Reading this week’s report in The Art Newspaper that he fled town owing a million HKD to his landlord and another million to friends including his former girlfriend and curator whom he left with the legal responsibility for his aborted venture, I felt a little sad. The boom years, in the Chinese art world at least, were marked by a stream of ever grander schemes by people wanting to leverage money and/or idealism into complete control of the history to come. Every dinner would bring news of a new magazine, a new website, a new non-profit space, a new museum. I eventually lost interest in keeping up with it all.
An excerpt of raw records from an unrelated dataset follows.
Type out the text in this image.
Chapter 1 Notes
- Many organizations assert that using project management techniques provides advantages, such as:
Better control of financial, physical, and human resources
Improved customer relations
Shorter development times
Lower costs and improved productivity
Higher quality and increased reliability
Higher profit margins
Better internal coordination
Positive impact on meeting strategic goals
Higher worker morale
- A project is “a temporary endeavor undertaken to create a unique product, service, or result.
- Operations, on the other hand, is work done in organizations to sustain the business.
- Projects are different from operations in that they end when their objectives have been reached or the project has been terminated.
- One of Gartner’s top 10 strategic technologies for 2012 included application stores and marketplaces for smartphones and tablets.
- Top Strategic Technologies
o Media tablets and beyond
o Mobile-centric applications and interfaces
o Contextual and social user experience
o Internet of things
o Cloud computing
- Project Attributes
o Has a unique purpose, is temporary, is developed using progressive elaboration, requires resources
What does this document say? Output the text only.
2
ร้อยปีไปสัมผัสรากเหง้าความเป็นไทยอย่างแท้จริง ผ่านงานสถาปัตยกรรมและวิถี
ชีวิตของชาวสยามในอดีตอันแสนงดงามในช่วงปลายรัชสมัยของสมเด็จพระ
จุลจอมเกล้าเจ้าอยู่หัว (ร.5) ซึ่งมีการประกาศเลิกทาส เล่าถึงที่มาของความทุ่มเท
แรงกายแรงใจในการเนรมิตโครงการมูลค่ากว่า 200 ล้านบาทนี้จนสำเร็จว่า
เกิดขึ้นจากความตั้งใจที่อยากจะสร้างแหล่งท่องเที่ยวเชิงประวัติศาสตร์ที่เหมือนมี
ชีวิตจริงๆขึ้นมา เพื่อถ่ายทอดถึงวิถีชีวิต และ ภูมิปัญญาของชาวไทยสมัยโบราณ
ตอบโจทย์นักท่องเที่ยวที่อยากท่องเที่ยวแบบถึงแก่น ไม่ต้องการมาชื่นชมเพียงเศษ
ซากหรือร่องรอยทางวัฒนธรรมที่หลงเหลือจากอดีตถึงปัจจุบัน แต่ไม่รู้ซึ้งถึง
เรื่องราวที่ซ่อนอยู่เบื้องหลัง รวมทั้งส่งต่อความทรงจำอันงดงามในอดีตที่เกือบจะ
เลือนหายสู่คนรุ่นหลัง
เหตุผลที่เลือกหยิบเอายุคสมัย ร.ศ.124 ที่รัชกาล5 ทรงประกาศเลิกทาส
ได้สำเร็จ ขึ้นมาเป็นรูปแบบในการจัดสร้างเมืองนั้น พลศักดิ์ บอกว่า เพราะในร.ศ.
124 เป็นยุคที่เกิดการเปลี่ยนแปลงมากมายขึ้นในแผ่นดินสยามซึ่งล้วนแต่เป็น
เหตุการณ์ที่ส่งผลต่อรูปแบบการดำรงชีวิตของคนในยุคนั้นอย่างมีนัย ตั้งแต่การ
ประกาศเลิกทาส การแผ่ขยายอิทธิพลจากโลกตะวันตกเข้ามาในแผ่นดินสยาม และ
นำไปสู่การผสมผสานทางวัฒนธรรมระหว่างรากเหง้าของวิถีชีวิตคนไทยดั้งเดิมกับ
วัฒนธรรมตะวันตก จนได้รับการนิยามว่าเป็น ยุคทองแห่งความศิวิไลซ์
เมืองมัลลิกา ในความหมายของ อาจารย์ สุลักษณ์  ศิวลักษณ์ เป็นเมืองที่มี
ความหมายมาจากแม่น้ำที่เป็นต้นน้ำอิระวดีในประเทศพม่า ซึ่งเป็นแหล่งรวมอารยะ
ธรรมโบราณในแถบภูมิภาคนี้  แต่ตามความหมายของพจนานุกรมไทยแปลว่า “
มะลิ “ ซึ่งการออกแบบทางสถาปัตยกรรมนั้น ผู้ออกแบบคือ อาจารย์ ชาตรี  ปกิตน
The Ullens Center was only one example, albeit one of the very few that actually exists two years later.
But Jeffrey was different, distinguished both by the grandiosity of his vision and his absolute lack of tangible resources. He would sit up in his friend’s law firm’s conference room and propose a museum that could take over Hong Kong’s Central Market–a site long coveted by major developers with actual money and actual employees. Every chance conversation would lead to a brief flurry of e-mails, which would promptly die out. Everyone who encountered him seems to share this story, and it would have been remarkable, were that not so frequently how things go in China. People from “MoCA Shanghai,” opened in a city park in 2005, used to get offended when people would ask if they had any connection to “MOCA China.” That was before chief curator Victoria Lu left for a stint at “Moon River MoCA”–an ill-conceived art space at a hotel and condo complex in Beijing’s far eastern suburbs with Sikh doormen and probably lots of illegal gambling dens that similarly never materialized.
Now we learn from TAN’s summary of earlier reports that:
Jeffrey du Vallier d’Aragon Aranita was born in 1954 in French Polynesia, orphaned at the age of three, and raised by his grandmother—a blind village shaman—in Japan where he spent eight years as a novitiate Zen monk acquiring artistic skills copying ancient paintings and woodblock prints. After returning to Tahiti to live with his wealthy French grandfather, he became a pearl fisherman, then at 17 stowed away on a freighter to Hawaii. He studied architecture at the University of Hawaii and took summer workshops in photography with Ansel Adams and Minor White, later studied at Columbia University and the New School for Social Research in New York, then worked as an academic in the US, a reporter covering the drug trade in Latin America and a private banker. He also claims to have an IQ of 143 and to have met Elvis.
I hope he enjoyed his Facebook-documented trip to “Madrid, Moscow, Paris, Tahiti, and cities in Italy, China, Nepal, Jordan, Israel and Japan.” I hope he’s having fun bodysurfing in his new home of Oahu with his teenage daughter. And I hope he sells a huge screenplay about his youth as a Zen-copyist-stowaway-fisherman-photographer-banker-drug-reporter and pays back all the people he stiffed.